Page last updated at 13:11 GMT, Thursday, 11 December 2008

Brown shrugs off German attacks

Gordon Brown
Ministers say other countries support Gordon Brown's policy

Gordon Brown has shrugged off criticism from Germany's finance minister of his economic policies, saying the remarks were influenced by internal politics.

Peer Steinbruck criticised the decision to cut VAT and raise national debt levels, saying the UK's response to the crisis was "crass" and "breathtaking".

Mr Brown said Germany had intervened to support its banks and to inject money into the economy as Labour had done.

But the Tories said the German comments were a "stark warning" to Labour.

In step

The Lib Dems said Germany's leaders were "fed up being lectured" by Mr Brown over how to run their economy.

Mr Steinbruck's comments, in an interview with Newsweek magazine, represented an unusual breach of standard diplomacy.

They also exposed apparent divisions in Europe over its response to the global economic downturn as EU leaders prepare to gather in Brussels on Thursday for a summit to discuss the issue.

The important thing is that almost every country around the world is doing what we have been doing
Gordon Brown

No 10 appears keen to play down any disagreement between the two countries and to highlight the fact Chancellor Angela Merkel is sympathetic to the British approach.

Mr Steinbruck's Social Democratic Party shares power with Ms Merkel's rival Christian Democrats and tensions in the coalition have resurfaced ahead of next year's elections.

Mr Brown defended the government's decision to cut taxes and raise borrowing to support the economy through a likely recession, telling LBC Radio: "The important thing is that almost every country around the world is doing what we have been doing."


He added: "Actually the German government is investing more.
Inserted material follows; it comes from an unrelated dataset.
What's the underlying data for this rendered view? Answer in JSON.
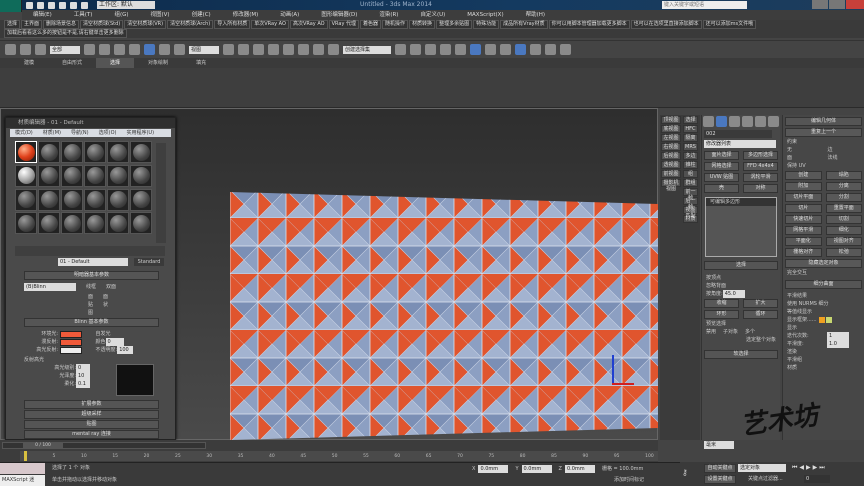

They have just announced a fiscal expansion so that they can invest in public works and helping their banks and doing these sort of things.

"I do not want to get involved in what is clearly internal German politics here, because they have a coalition in Germany with different political parties."

Mr Steinbruck questioned the effectiveness of the UK's decision to cut VAT from 17.5% to 15%, saying "are you really going to buy a DVD player because it now costs 39.10 instead of 39.90?".

He also questioned why Britain was "tossing around billions" and closely following the high public spending model put forward by 20th Century economist John Maynard Keynes.

"The switch from decades of supply-side politics all the way to a crass Keynesianism is breathtaking," he said.

'No clothes'

Shadow chancellor George Osborne said the criticism undermined the government's claims that other countries were following the UK's lead over the economy and "vindicated" Tory warnings over the effectiveness of the VAT cut.

"It is a kind of moment when the emperor is discovered to have no clothes," he told the BBC.

"Gordon Brown has told everyone that the world agrees with him. Today the world answered back."

For the Lib Dems, Vince Cable said he agreed with Mr Steinbruck's criticism of the UK's VAT cut, saying it was not a "sensible way to inject activity into the economy".

German Finance Minister Peer Steinbruck
Mr Steinbruck did not mince his words

While he accepted Germany was "out of line" with most European countries over the size of the fiscal stimulus needed, Mr Cable said they were "making a case for greater financial discipline".

Other Cabinet ministers have defended Labour's policy, arguing it has widespread support across the world.

"We need to save the world from a deeper downturn and we will only do that by concerted international action together," Ed Balls said.

"Britain, and Gordon Brown, is leading that action."

Mr Balls maintained that the Tories were "isolated" over the need for fiscal support for the economy, saying they were "out of step with the British people and the rest of the world".

Home Secretary Jacqui Smith said the government was doing what was needed to support the economy, stressing that she "disagreed" with Mr Steinbruck's analysis.

Rescue package

The chancellor announced in last month's pre-Budget report that the government would inject an extra 20bn into the UK economy in a bid to get it moving again.

At least 15bn of this total will come from increased government borrowing, which is expected to take the UK's total annual public sector deficit 118bn next year.


While Mr Steinbruck has accused the UK of over-spending on the economic recovery, the German government has put 480bn euros (370.4bn; $645bn) into a rescue package for its banks.

Most other European governments have also increased public spending to try to ease the impact of the economic downturn.

France recently announced plans to spend 26bn euros, and the European Commission wants to spend 200bn euros across the EU.

Ahead of the Brussels summit, French President Nicolas Sarkozy said countries must show "vision and a spirit of compromise" to navigate their way through the downturn.

"We shall be required to take a series of decisions with highly significant implications for the future of Europe," he wrote in a letter to other European leaders.

"I am determined that the European Council lives up to its responsibility and to citizens' expectations."